Normalized read count was generated via log transformation and represented as fold change in comparison with iPSC. These logarithmic (fold change) values were found to be normally distributed (data not shown). Those genes that were found to be 2 standard deviations away from the mean were considered statistically significant. We then analyzed the overlap in genes across retinal progenitors, RPE, and PRPs and found that a majority of the genes had no overlap indicating cell-specific expression profiles (Fig. 5e, Figure S4E). The grouping of neuroretina genes showed strong expression in retinal progenitors and PRP while only very low expression in RPE cells (Fig. 5h–j). Likewise, the overlap in signaling molecules and pathways across the three populations was minimal (Fig. 5f, Figure S4C, D, S5F). Comparisons of pathways involved in iPSCs, RPE, and PRPs confirmed differential regulation. Notably, the calcium signaling pathway was significantly upregulated in PRPs (Fig. 5f). Gene Ontology (GO) enrichment analysis was performed using the GO Consortium. The upregulated genes for retinal progenitors, RPE, and PRPs belong to the pathways related to eye development and function, identified as fold enrichment (Fig. 5g, S4B).
Genes associated with the development of the central nervous system were detected in retinal progenitors but were largely switched off at later stages of differentiation. A similar trend was observed for markers of other germ layers (Figure S5B, C). This in-depth expression profiling of RPE and PRPs validated the differentiation strategy used here, and the reproducibility of this method in other PSC lines including one of our in-house-generated iPSC line was also confirmed (Figure S3).

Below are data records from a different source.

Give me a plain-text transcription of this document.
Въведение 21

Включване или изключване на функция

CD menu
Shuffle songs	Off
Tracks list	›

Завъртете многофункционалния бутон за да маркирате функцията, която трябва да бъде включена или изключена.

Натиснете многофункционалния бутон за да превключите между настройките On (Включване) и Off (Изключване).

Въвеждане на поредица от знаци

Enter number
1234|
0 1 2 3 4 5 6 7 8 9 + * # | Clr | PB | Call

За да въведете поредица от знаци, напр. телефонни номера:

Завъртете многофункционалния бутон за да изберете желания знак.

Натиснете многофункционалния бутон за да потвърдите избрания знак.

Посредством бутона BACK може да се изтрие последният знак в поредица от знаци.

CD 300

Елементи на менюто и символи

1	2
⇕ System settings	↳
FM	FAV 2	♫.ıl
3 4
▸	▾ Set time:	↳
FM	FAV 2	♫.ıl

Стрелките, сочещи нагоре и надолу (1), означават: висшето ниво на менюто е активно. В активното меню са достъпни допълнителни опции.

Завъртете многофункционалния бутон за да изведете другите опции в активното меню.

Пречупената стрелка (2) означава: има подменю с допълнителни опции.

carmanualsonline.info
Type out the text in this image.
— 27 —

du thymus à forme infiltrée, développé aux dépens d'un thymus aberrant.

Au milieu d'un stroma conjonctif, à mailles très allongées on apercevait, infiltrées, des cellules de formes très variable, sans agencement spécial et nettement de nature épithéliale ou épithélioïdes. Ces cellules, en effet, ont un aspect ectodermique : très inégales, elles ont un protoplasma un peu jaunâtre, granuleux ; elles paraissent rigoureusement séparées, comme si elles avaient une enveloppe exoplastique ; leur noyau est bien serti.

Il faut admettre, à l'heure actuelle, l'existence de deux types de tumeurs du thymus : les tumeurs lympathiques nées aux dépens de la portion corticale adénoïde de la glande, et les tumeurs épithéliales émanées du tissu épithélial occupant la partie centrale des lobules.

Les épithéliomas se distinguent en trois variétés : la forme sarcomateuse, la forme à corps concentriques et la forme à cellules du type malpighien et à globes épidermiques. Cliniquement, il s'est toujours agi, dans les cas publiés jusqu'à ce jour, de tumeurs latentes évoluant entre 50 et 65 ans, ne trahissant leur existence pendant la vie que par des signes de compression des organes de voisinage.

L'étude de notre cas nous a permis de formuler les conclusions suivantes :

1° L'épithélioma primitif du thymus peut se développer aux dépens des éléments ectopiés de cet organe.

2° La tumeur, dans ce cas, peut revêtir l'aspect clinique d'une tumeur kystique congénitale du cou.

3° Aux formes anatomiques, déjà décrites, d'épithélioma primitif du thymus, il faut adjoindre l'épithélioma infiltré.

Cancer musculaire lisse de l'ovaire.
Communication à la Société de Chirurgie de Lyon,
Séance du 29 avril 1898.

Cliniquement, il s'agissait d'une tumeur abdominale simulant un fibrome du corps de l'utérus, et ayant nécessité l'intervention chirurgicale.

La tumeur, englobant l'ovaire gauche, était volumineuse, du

RPE transplantation delayed the loss of visual acuity in the RCS rat
On confirming the molecular signatures of the de novo-generated RPE and PRPs, we proceeded to test their efficacy in rodent models. For RPE transplantation, we used the RCS rats with a recessively inherited mutation in the MERTK gene, which codes for receptor tyrosine kinase. This mutation prevents phagocytosis of photoreceptor outer segments by RPE, resulting in retinal degeneration. RCS rats are a commonly used model for RPE transplantation studies. RPE cells [50,000 (low dose) and 100,000 (high dose)] were successfully delivered into the subretinal space of all RCS rats on P21 (Figure S6A), and effective bleb formation was seen. The novel surgical approach (trans-scleral subretinal injection) employed here was developed to provide consistent delivery of cell suspension into the subretinal space without cell leakage into the vitreous [21]. One animal did not recover from anesthesia at the time of injection and was removed from the study. Optokinetic tracking (OKT) thresholds were measured through both eyes of each animal on post-natal days 60 and 90. There was no significant difference between the high- and low-dose cell-treated eyes at either age. However, there was a significant rescue of OKT thresholds in both high- and low-dose cell-treated eyes, compared with vehicle-injected controls (Fig. 6b). OKT values declined in vehicle-injected control eyes from P60 to P90, as anticipated. However, no such decline in the OKT values was observed in both the high- and low-dose cell-treated eyes. This rescue, despite degenerating controls, emphasizes the strength of the rescue effect. It should be noted that the average values of the OKT thresholds in cell-treated eyes include those animals that were observed later as having no remaining engrafted cells as assessed using immunohistochemistry. This likely led to less than optimal photoreceptor rescue in those animals, potentially reducing the maximum benefit of the transplanted iPSC-derived RPE cells.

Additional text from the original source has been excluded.